En attendant, à Cuba, sportifs et musiciens s’exercent sur les toits de leurs immeubles. Comme William Roblejo, un violoniste de 35 ans. « Je suis très heureux, j’ai été enfermé pendant 20 ou 25 jours », raconte-t-il à La Havane.
Au Brésil, le confinement a été prolongé à Rio de Janeiro jusqu’au 11 mai, une décision prise à l’encontre des positions du président Jair Bolsonaro, qui défend coûte que coûte la reprise de l’activité économique.
L’état d’urgence sanitaire devrait également été prolongé au Japon au-delà du 6 mai, a laissé entendre le Premier ministre Shinzo Abe.
En France, où la tradition du 1er-Mai est particulièrement vivace, des syndicats ont voulu dédier la journée aux « invisibles de nos sociétés », soignants ou caissières, qui « continuent à travailler le plus souvent au risque de leur vie ».
A Istanbul, la police turque a arrêté vendredi plusieurs responsables syndicaux qui défilaient pour marquer la fête du Travail en dépit de l’interdiction de sortir.

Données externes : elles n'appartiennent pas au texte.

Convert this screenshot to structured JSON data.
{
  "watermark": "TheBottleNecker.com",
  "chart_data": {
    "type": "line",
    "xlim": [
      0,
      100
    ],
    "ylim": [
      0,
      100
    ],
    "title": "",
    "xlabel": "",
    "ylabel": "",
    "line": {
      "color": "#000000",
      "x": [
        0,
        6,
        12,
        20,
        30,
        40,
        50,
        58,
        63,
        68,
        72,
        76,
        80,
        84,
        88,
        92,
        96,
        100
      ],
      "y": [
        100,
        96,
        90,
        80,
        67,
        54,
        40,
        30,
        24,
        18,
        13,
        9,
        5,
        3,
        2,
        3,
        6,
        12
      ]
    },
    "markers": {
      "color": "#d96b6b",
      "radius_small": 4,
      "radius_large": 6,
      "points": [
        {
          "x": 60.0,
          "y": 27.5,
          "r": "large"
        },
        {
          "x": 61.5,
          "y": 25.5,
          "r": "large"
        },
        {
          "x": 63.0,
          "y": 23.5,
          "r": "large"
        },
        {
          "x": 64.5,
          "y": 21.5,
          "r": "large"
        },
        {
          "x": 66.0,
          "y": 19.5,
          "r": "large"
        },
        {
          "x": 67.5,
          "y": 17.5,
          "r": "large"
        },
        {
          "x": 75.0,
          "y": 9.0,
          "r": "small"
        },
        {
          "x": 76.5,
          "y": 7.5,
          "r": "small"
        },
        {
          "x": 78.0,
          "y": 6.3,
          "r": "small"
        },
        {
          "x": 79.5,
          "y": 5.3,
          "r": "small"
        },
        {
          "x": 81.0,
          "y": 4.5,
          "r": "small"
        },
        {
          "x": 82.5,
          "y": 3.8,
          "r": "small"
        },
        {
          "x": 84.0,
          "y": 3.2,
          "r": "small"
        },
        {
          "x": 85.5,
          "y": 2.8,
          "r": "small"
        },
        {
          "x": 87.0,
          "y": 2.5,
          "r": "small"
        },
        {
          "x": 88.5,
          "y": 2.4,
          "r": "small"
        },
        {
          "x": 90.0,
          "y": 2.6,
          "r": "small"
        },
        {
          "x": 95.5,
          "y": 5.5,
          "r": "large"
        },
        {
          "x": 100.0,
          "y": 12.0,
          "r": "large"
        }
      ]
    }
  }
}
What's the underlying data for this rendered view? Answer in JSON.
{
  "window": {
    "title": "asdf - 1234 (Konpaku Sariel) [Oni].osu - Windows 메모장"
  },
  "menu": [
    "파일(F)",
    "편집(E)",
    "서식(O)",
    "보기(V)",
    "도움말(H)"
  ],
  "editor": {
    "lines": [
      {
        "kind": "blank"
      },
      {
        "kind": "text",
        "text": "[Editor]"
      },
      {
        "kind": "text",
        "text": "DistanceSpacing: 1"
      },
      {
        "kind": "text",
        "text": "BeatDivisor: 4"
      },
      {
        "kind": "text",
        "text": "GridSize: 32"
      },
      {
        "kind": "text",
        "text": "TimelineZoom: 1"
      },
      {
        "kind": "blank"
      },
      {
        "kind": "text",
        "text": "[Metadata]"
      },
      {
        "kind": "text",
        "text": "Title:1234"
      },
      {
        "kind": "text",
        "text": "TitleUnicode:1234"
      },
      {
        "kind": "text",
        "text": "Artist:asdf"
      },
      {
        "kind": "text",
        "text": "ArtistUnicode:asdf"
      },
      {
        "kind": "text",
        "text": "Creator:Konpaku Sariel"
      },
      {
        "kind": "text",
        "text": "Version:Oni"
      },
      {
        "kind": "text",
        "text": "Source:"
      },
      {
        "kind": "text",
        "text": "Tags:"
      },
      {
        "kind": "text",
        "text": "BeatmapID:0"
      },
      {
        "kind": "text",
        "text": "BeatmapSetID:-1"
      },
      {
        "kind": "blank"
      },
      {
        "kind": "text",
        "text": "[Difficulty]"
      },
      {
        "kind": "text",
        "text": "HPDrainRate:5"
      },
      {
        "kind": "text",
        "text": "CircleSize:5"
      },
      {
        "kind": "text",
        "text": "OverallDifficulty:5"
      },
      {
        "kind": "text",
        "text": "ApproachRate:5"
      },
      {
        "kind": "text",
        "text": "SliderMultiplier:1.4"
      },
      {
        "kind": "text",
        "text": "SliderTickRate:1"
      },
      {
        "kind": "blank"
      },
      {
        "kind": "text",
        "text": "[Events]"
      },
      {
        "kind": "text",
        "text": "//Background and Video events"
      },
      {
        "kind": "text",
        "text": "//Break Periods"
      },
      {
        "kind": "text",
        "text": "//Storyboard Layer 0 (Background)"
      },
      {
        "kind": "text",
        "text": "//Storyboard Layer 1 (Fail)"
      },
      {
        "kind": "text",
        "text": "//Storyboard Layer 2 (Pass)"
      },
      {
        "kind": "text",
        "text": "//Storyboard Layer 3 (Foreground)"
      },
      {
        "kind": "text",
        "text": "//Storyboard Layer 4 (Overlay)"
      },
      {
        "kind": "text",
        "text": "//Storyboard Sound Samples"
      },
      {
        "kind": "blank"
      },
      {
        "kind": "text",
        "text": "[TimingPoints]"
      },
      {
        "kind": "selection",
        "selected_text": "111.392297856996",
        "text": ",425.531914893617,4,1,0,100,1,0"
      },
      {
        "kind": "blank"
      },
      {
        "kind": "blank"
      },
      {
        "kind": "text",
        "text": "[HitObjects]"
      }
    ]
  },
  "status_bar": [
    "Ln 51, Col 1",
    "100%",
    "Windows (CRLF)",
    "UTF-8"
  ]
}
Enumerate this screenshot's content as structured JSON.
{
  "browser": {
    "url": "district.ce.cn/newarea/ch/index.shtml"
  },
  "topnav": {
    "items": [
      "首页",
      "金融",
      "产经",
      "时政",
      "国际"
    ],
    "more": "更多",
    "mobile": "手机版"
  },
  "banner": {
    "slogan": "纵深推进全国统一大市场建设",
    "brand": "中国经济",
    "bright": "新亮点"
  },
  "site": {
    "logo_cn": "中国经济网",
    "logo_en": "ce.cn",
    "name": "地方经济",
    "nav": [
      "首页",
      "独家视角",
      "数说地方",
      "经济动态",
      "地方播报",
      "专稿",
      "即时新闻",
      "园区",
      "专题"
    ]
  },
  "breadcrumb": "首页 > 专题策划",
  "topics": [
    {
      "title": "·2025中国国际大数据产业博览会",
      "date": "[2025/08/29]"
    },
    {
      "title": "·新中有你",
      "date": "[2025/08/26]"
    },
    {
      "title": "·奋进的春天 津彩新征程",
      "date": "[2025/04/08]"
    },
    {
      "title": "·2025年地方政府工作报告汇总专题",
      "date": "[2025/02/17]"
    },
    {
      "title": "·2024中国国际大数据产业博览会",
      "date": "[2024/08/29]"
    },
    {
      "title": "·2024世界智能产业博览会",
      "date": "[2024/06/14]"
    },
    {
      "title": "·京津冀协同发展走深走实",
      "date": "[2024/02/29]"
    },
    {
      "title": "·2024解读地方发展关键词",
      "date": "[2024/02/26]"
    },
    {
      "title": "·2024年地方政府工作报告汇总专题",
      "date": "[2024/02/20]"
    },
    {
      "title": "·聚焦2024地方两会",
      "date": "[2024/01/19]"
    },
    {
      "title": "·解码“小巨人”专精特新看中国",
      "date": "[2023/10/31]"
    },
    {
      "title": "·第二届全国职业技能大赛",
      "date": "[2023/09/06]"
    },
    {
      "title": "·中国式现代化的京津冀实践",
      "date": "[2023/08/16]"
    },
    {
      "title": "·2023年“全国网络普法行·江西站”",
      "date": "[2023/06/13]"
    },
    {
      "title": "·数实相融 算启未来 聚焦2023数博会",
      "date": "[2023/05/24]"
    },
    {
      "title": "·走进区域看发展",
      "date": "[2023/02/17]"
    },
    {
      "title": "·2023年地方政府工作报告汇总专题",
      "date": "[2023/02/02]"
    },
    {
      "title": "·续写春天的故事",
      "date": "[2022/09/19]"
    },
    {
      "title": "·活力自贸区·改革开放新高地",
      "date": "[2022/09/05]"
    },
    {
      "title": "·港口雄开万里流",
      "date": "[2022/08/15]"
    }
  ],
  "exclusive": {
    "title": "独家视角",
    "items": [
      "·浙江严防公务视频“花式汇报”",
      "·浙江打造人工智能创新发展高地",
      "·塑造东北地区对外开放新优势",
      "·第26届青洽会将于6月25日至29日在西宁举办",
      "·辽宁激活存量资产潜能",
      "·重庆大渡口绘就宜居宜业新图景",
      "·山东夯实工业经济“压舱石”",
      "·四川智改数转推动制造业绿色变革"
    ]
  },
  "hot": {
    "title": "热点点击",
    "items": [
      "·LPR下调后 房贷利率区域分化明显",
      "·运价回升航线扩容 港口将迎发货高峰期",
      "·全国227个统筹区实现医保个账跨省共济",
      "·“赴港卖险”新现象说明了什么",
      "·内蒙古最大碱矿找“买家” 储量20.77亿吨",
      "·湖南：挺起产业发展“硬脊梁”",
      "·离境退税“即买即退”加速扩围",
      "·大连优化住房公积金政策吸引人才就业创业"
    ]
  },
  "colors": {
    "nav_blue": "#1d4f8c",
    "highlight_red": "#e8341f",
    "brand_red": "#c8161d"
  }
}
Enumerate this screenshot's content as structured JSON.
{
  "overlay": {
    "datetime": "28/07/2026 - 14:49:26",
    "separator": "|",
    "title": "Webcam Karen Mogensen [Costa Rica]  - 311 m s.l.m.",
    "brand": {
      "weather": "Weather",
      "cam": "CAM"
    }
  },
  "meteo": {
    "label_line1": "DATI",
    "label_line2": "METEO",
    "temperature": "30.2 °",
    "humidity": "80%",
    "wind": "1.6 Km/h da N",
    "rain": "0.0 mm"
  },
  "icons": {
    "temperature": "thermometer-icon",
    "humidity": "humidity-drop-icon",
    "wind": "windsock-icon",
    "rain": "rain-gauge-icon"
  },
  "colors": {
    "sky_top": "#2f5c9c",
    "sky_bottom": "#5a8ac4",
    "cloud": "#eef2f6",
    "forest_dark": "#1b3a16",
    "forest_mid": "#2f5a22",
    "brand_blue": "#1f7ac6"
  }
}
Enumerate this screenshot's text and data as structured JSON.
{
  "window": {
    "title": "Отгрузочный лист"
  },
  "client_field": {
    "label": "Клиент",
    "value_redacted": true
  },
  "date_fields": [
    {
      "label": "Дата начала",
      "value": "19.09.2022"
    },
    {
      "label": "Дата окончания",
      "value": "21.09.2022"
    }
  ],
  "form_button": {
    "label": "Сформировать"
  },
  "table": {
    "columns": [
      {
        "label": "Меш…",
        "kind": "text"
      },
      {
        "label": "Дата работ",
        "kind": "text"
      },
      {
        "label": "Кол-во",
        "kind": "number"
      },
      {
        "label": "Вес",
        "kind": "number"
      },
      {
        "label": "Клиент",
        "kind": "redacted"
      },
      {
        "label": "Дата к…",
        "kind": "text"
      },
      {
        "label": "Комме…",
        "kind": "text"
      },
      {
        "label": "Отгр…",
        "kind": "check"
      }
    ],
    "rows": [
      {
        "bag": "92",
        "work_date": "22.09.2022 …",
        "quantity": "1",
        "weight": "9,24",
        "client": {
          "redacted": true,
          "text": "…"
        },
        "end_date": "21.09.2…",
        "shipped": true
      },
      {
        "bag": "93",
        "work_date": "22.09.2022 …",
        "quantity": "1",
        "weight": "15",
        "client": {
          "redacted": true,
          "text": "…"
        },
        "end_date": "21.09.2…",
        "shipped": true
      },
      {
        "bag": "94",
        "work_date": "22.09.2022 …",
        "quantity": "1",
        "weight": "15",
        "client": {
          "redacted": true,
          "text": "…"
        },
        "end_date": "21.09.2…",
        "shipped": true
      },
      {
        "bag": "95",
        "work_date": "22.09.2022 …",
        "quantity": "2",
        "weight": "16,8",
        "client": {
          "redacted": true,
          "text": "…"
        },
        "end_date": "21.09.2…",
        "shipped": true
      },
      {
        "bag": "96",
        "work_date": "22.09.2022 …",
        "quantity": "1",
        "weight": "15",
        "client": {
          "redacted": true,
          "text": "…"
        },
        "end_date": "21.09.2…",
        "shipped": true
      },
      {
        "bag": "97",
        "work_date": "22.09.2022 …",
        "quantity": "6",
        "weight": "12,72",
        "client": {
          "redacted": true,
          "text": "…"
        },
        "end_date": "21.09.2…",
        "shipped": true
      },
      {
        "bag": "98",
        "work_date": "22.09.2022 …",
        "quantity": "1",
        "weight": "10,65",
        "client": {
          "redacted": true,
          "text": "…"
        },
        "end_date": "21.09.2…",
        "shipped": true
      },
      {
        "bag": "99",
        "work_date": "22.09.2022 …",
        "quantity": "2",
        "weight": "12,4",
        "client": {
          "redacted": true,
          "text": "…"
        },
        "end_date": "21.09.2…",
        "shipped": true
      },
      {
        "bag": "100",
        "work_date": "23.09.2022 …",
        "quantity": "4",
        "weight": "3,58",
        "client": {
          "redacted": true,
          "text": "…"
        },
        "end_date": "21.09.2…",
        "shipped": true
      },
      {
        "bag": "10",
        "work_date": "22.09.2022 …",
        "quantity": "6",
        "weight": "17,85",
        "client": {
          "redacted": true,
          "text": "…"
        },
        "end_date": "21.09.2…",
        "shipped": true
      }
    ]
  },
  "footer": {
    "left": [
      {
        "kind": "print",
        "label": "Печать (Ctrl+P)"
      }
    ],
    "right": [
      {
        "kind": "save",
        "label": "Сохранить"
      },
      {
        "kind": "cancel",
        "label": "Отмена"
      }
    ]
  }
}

Et c’est un autre 1er-mai que redoutent les autorités allemandes: celui d’une convergence dans la rue de l’ultragauche, de l’extrême droite et des conspirationnistes pour dénoncer le confinement.
« Le 1er-Mai ne doit pas devenir l’Ischgl de Berlin », la station de ski autrichienne devenue un foyer d’infection pour l’Allemagne, met en garde l’adjoint à la sécurité du maire de Berlin, Andreas Geisel.